CD4+ but not CD8+ T cells revert the impaired emotional behavior of immunocompromised RAG-1-deficient mice
An imbalanced immune system has long been known to influence a variety of mood disorders including anxiety, obsessive-compulsive disorders and depression.
In this study, we sought to model the impact of an immunocompromised state on these emotional behaviors using RAG-1−/− mice, which lack T and B cells.
We also investigated the relative contribution of CD4+ or CD8+ T cells to these manifestations using RAG-1−/−/OT-II and RAG-1−/−/OT-I transgenic mice, respectively.
Our results show that RAG-1−/− mice present a significant increase in digging and marble-burying activities compared with wild-type mice.
Surprisingly, these anxiety-like behaviors were significantly reverted in RAG-1−/−/OT-II but not RAG-1−/−/OT-I transgenic mice.
Immunodepletion experiments with anti-CD4 or anti-CD8 in C57/BL6 mice or repopulation studies in RAG-1−/− mice did not reproduce these findings.
Microarray analysis of the brain of RAG-1−/− and RAG-1−/−/OT-II mice revealed a significantly different gene fingerprint, with the latter being more similar to wild-type mice than the former.
Further analysis revealed nine main signaling pathways as being significantly modulated in RAG-1−/− compared with wild-type mice.

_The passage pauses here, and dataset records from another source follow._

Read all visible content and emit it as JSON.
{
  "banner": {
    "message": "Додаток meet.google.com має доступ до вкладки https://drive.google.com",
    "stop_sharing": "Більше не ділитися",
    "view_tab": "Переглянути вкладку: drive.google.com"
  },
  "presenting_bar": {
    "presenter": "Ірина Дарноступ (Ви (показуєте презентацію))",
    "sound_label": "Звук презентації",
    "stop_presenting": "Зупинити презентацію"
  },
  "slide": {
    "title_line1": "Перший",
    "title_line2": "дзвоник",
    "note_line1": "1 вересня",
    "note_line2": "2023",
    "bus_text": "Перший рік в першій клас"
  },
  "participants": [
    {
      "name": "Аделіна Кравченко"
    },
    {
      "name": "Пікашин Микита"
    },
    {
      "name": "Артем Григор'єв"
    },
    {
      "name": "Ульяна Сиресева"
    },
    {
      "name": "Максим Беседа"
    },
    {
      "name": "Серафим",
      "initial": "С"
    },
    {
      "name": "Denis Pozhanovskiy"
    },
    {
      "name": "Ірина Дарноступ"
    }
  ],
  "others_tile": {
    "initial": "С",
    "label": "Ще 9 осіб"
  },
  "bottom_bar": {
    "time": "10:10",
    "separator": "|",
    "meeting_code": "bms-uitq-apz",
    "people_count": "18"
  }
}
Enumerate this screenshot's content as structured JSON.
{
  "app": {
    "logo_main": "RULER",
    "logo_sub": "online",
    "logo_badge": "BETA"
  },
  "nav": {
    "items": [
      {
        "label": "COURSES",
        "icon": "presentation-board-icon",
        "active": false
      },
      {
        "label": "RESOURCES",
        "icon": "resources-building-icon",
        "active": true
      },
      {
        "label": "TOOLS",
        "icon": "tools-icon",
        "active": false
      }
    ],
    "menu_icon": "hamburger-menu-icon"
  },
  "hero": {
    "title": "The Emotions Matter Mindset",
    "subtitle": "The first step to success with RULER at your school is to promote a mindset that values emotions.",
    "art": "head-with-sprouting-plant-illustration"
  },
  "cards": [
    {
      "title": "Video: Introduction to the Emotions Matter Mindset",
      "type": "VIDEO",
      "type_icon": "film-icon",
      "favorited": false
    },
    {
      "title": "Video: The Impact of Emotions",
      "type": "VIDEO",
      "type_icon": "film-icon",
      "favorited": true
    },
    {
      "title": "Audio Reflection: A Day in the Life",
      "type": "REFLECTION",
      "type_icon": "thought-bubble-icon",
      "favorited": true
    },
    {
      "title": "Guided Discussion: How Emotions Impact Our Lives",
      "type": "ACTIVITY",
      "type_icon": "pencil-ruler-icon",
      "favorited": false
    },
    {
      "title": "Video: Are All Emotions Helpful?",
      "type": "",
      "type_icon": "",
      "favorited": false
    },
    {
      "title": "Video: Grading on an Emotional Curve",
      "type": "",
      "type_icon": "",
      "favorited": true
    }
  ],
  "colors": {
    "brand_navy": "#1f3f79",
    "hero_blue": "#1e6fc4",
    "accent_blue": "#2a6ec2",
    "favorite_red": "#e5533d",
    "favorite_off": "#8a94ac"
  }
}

Taken together, these results suggest that life-long rather than transient immunodeficient conditions influence the emotional behaviors in mice.
Most interestingly, these effects seem to correlate with a specific absence of CD4+ rather than CD8+ T cells.
Validation of these findings in man might provide new clues on the mechanism by which early life immune modulation might impact mood response in adults and provide a further link between immune and emotional well-being.